Aneta Markowska, redaktor naczelna express.olsztyn.pl: Mocne tematy niepokornego portalu solą w oku „układu miejskiego”

Dzień 50. z 80/ Olsztyn/ Chodzi o spółdzielnię „Pojezierze” i tzw. mieszkania dla swojaków, czyli sprzedawanie mieszkań krewnym i znajomym prezesa po zaniżonych cenach – powiedziała Aneta Markowska.

Express.olsztyn.pl to portal internetowy, który został utworzony na bazie gazety papierowej. Początki tego tytułu nie były łatwe, bowiem gdy gazeta zaczęła wychodzić pięć lat temu w wersji papierowej, „były tutaj duże perturbacje na rynku wydawniczym”.

– Zmowa cenowa, nie chciano nas w kioskach, nie chciano zaakceptować naszej „za niskiej” ceny, były nawet interpelacje poselskie w tej sprawie, no, niestety, nie udało się – powiedziała redaktor naczelna express.olsztyn.pl Aneta Markowska, gość Aleksandra Wierzejskiego w Poranku Wnet z Olsztyna. Kolporterzy, nie przyjmując gazety, twierdzili, że jej cena była za niska i dlatego odmawiali jej kolportażu.

– Jeśli gazeta jest najtańsza na rynku, w dodatku porusza tematykę miejską, to ludzie będą kupowali tę gazetę, a nie inną, która ma ugruntowana pozycję – powiedziała Markowska. Jej zdaniem to, że nie mogła wydawać i kolportować swojej gazety, wynikało ze zmowy wydawców i kolporterów w tym regionie.

– Jeżeli zrobicie droższą gazetę, to wam weźmiemy, jeżeli w tej cenie, to nie – argumentowali kolporterzy, jak relacjonuje Markowska. -Zaczęliśmy wydawać gazetę, tyle że bezpłatnie, i była rozdawana „z ręki”.
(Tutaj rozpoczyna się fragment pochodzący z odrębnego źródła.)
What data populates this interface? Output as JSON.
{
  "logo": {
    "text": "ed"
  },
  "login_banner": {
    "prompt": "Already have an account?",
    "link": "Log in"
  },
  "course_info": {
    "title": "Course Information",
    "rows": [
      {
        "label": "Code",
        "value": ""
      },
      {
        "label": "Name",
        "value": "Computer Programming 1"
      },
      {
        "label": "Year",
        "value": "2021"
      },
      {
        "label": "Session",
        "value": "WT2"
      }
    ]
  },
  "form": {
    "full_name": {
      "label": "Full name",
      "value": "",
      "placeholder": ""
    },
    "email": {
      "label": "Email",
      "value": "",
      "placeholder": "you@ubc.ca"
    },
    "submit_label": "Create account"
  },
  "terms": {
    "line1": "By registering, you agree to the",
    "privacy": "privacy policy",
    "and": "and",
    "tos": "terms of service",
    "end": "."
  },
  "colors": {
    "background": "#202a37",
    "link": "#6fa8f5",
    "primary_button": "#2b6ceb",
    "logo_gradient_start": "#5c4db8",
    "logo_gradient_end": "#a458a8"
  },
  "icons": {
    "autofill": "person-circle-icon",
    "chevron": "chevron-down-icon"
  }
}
Zaznaczyła, że z reklamodawcami również było ciężko. Mocna tematyka odstraszała wielu z nich, bo „nie wszystkie firmy chciały się narażać układowi miejskiemu”. Skończyło się na portalu internetowym. Wśród wielu trudnych tematów, jakimi zajmuje się redakcja, znalazły się również te poruszające kwestie wykupu mieszkań w spółdzielniach mieszkaniowych Olsztyna.

– Jako pierwsi pisaliśmy o tzw. kamienicy wybrańców w Olsztynie, zresztą sprawa jest w prokuraturze i mogę powiedzieć, że chodzi tu o spółdzielnię „Pojezierze” i tzw. mieszkania dla swojaków, czyli sprzedawanie krewnym i znajomym prezesa po zaniżonych cenach mieszkań, na których bardzo łatwo można było zarobić, bo ponad połowa tych mieszkań została sprzedana na wolnym rynku – powiedziała Markowska.

Jej gazeta również poruszała tematykę nieprawidłowości w wymiarze sprawiedliwości, co skutkowało podjęciem współpracy z Bogusławem Owocem, zwolennikiem opcji zerowej w sądownictwie. Podjęła również temat Michała K., słynnego asesora komorniczego z Łodzi, który „ma zasądzoną karę pozbawienia wolności, ale ciężko go za kratki wsadzić”. Jak twierdzi naczelna express.olsztyn.pl, osoba ta nie odbywa kary, bo początkowo ukrywała się, a aktualnie ponoć jest chora.

Kolejnym tematem, którym zajęła się redakcja naszego gościa, były działania firm windykacyjnych, co jest „tematem rzeką”. Jej zdaniem firmy windykacyjne często wcielają się w rolę komorników i doprowadzają nawet do śmierci ludzi.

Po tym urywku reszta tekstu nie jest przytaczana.